Limited boost for South African investment funds

South African tax laws could result in foreign, passive investors in certain funds with a South African presence unexpectedly being regarded as having permanent establishments in South Africa.

Recognising that this situation is unacceptable, an amendment provides that qualifying (essentially passive foreign) investors in equity funds constituted as partnerships or trusts will not be regarded as having a South African permanent establishment by virtue of such investment.

Although this amendment is a positive step in the right direction it seems unnecessarily limited to:

  • equity funds. Why not include funds with underlying investments in resources, renewable energy, agriculture and other popular African investments?
  • avoiding a permanent establishment for the investor. Why not extend the provision to avoid the fund's tax residence being in South Africa by virtue of the actions, in South Africa, of its managers?

This amendment comes into operation from the commencement of tax years commencing on or after 1 January 2011.

Transfer pricing and thin cap rules

Effective from tax years commencing on or after 1 October 2011, the transfer pricing and thin cap rules will be contained and dealt with in one composite section.

This will mean that thin cap rules will in future also apply to local branches of foreign companies.

In order for the rules to be invoked, it is now explicitly required that a tax benefit must result from the non-compliant transaction.

In the case of a contravention of the arm's length principle, the remedy will be broader than a simple adjustment of the price. Rather, the contravening transaction can be taxed as if it was entered into between independent persons dealing at arm's length.

The headquarter company regime

The introduction of the headquarter company regime is directed at establishing South Africa as a jurisdiction of choice for investments into Africa.

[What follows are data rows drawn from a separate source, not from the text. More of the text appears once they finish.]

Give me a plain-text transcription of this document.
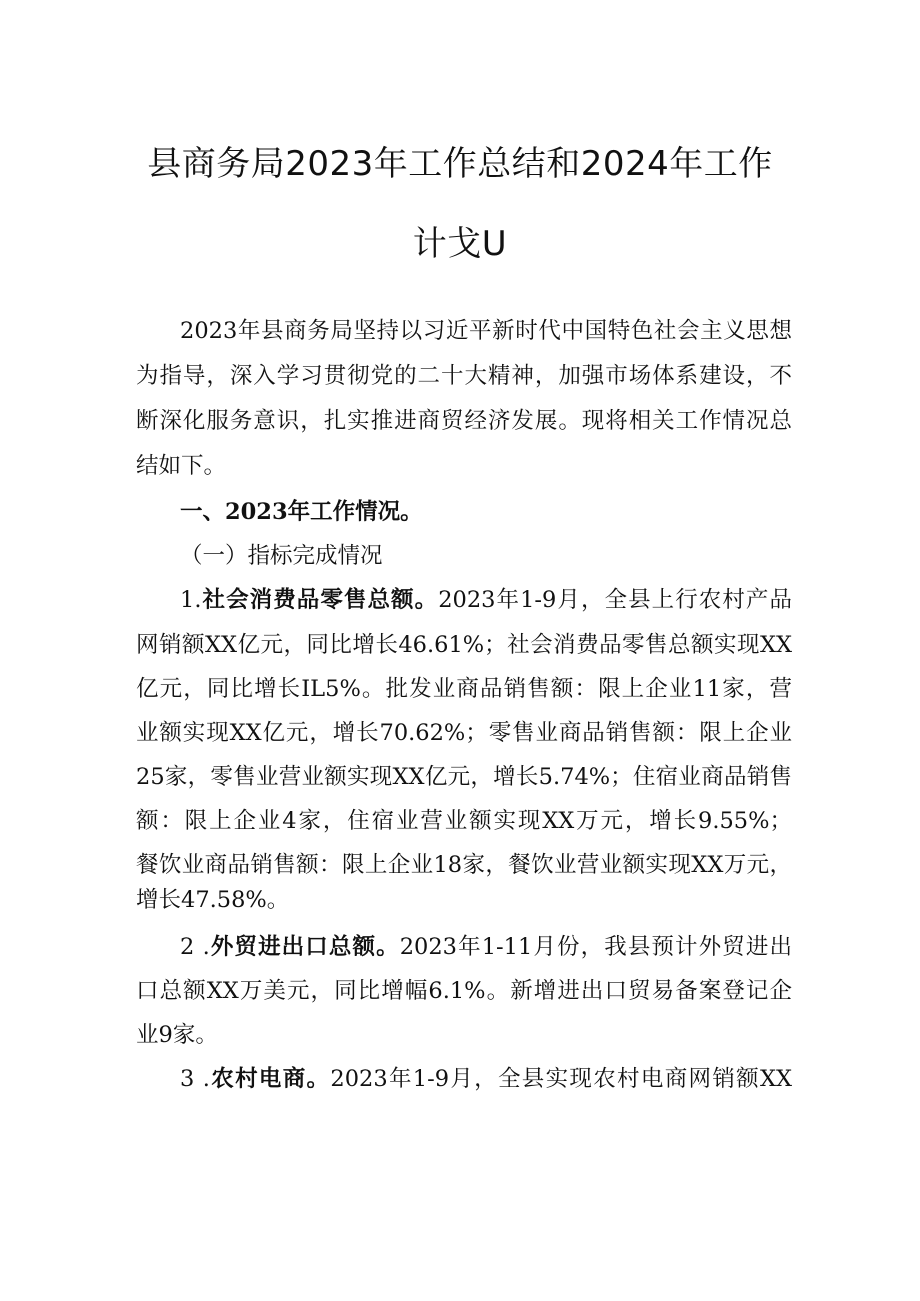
县商务局2023年工作总结和2024年工作
计戈U
2023年县商务局坚持以习近平新时代中国特色社会主义思想
为指导，深入学习贯彻党的二十大精神，加强市场体系建设，不
断深化服务意识，扎实推进商贸经济发展。现将相关工作情况总
结如下。
一、2023年工作情况。
（一）指标完成情况
1.社会消费品零售总额。2023年1-9月，全县上行农村产品
网销额XX亿元，同比增长46.61%；社会消费品零售总额实现XX
亿元，同比增长IL5%。批发业商品销售额：限上企业11家，营
业额实现XX亿元，增长70.62%；零售业商品销售额：限上企业
25家，零售业营业额实现XX亿元，增长5.74%；住宿业商品销售
额：限上企业4家，住宿业营业额实现XX万元，增长9.55%；
餐饮业商品销售额：限上企业18家，餐饮业营业额实现XX万元，
增长47.58%。
2 .外贸进出口总额。2023年1-11月份，我县预计外贸进出
口总额XX万美元，同比增幅6.1%。新增进出口贸易备案登记企
业9家。
3 .农村电商。2023年1-9月，全县实现农村电商网销额XX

Essentially, the regime provides for a relaxation for headquarter companies of the controlled foreign company and arm's length rules, and for dividends declared by these companies to benefit from the same exemptions available to foreign dividends. In the context of the headquarter company regime, all dividends declared by the company will escape taxation under the participation exemption, except those connected to round-tripping transactions.

The requirements to qualify as a headquarter company are strict and, apart from the third requirement listed below, must be complied with without interruption during its existence. The requirements can be summarised as follows:

  • Its shareholders must hold 20% or more equity and voting rights.
  • 80% or more of the cost of its assets must be attributable to an interest of 20% or more in foreign companies. The interest is to be in the form of equity in, loans to or IP licensed to the foreign companies.
  • 80% or more of the total earnings of the company must consist of income from the above 20% interests, or gains on the disposal of these interests or IP.

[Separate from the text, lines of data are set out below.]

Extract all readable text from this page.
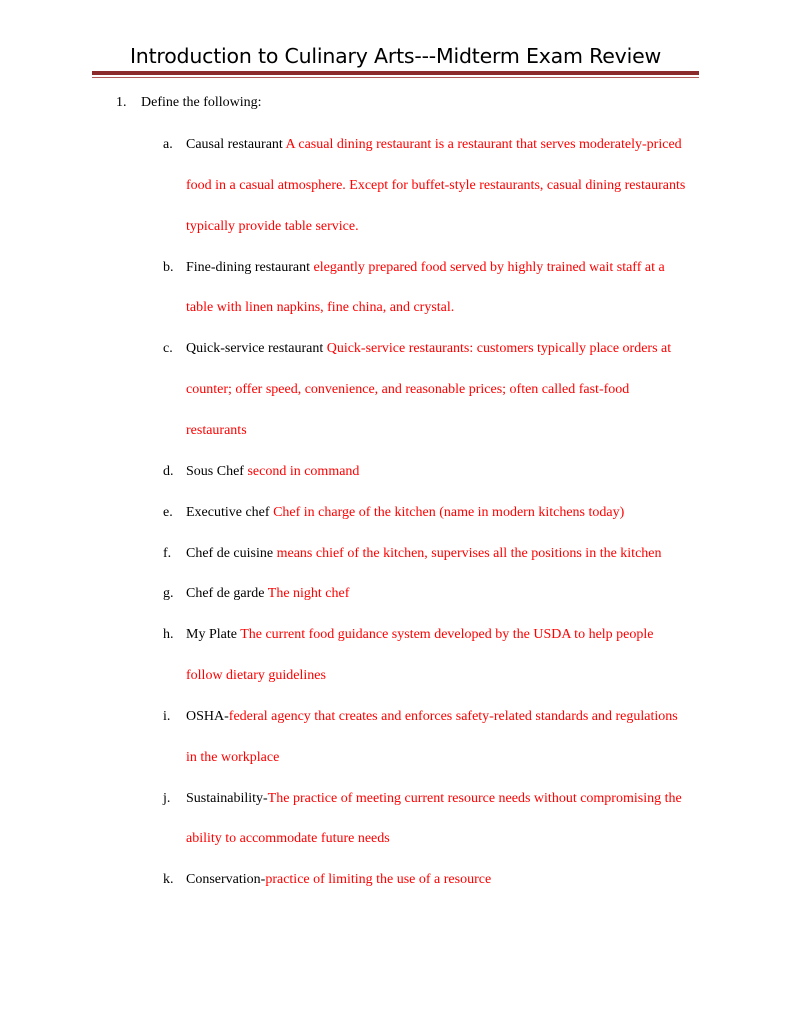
Introduction to Culinary Arts---Midterm Exam Review
1. Define the following:
a. Causal restaurant A casual dining restaurant is a restaurant that serves moderately-priced
food in a casual atmosphere. Except for buffet-style restaurants, casual dining restaurants
typically provide table service.
b. Fine-dining restaurant elegantly prepared food served by highly trained wait staff at a
table with linen napkins, fine china, and crystal.
c. Quick-service restaurant Quick-service restaurants: customers typically place orders at
counter; offer speed, convenience, and reasonable prices; often called fast-food
restaurants
d. Sous Chef second in command
e. Executive chef Chef in charge of the kitchen (name in modern kitchens today)
f. Chef de cuisine means chief of the kitchen, supervises all the positions in the kitchen
g. Chef de garde The night chef
h. My Plate The current food guidance system developed by the USDA to help people
follow dietary guidelines
i. OSHA-federal agency that creates and enforces safety-related standards and regulations
in the workplace
j. Sustainability-The practice of meeting current resource needs without compromising the
ability to accommodate future needs
k. Conservation-practice of limiting the use of a resource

It will be interesting to track the popularity of this regime in practice. The biggest challenge appears to be its introduction in isolation and in particular without a simultaneous offer of tax treaty benefits to investors in the rest of Africa. Much of its future success may depend on treaty re-negotiations by South Africa with other African countries to support the "Gateway into Africa" initiative.

Conclusion

As promised in the Budget, it is clear that the Revenue Authorities are having a thorough look at the South African tax treatment of international transactions. Taxpayers in this space should watch developments as it is clear that many of the amendments will require further refinement.

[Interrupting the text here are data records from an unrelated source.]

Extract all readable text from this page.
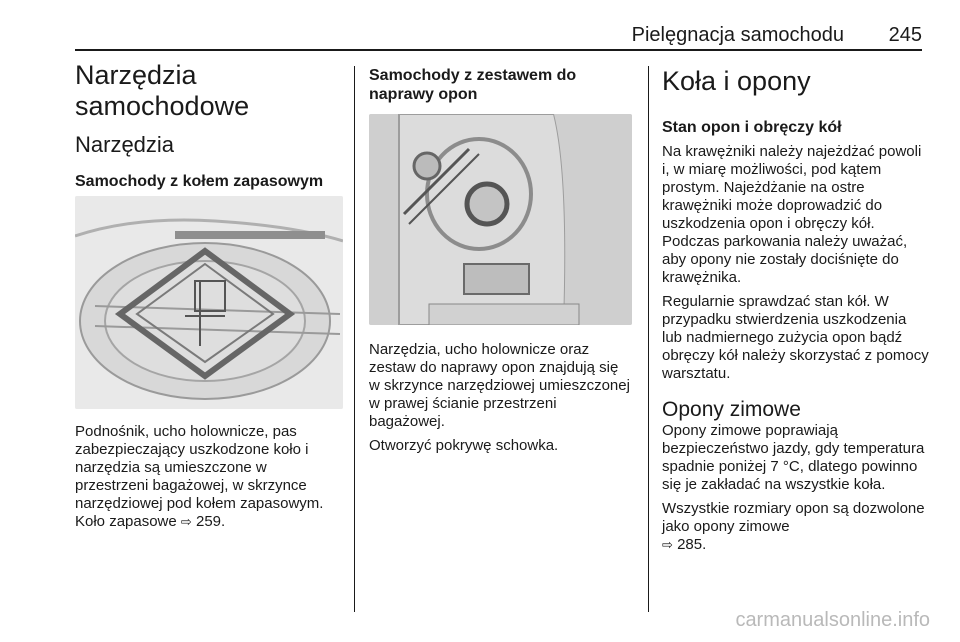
Pielęgnacja samochodu 245
Narzędzia samochodowe
Narzędzia
Samochody z kołem zapasowym

Podnośnik, ucho holownicze, pas zabezpieczający uszkodzone koło i narzędzia są umieszczone w przestrzeni bagażowej, w skrzynce narzędziowej pod kołem zapasowym. Koło zapasowe ⇨ 259.

Samochody z zestawem do naprawy opon

Narzędzia, ucho holownicze oraz zestaw do naprawy opon znajdują się w skrzynce narzędziowej umieszczonej w prawej ścianie przestrzeni bagażowej.

Otworzyć pokrywę schowka.

Koła i opony
Stan opon i obręczy kół

Na krawężniki należy najeżdżać powoli i, w miarę możliwości, pod kątem prostym. Najeżdżanie na ostre krawężniki może doprowadzić do uszkodzenia opon i obręczy kół. Podczas parkowania należy uważać, aby opony nie zostały dociśnięte do krawężnika.

Regularnie sprawdzać stan kół. W przypadku stwierdzenia uszkodzenia lub nadmiernego zużycia opon bądź obręczy kół należy skorzystać z pomocy warsztatu.

Opony zimowe

Opony zimowe poprawiają bezpieczeństwo jazdy, gdy temperatura spadnie poniżej 7 °C, dlatego powinno się je zakładać na wszystkie koła.

Wszystkie rozmiary opon są dozwolone jako opony zimowe
⇨ 285.

carmanualsonline.info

Taxpayers will need to re-assess their existing structures, especially those giving rise to South African interest being paid to non-residents and passive foreign structures relying on the participation exemption for the tax-free repatriation of dividends to South Africa.

On a more positive note, the amendments clearly signify an intention to support and facilitate international transactions and to clarify some of the many complications arising in analysing the tax treatment of these transactions.

The content of this article is intended to provide a general guide to the subject matter. Specialist advice should be sought about your specific circumstances.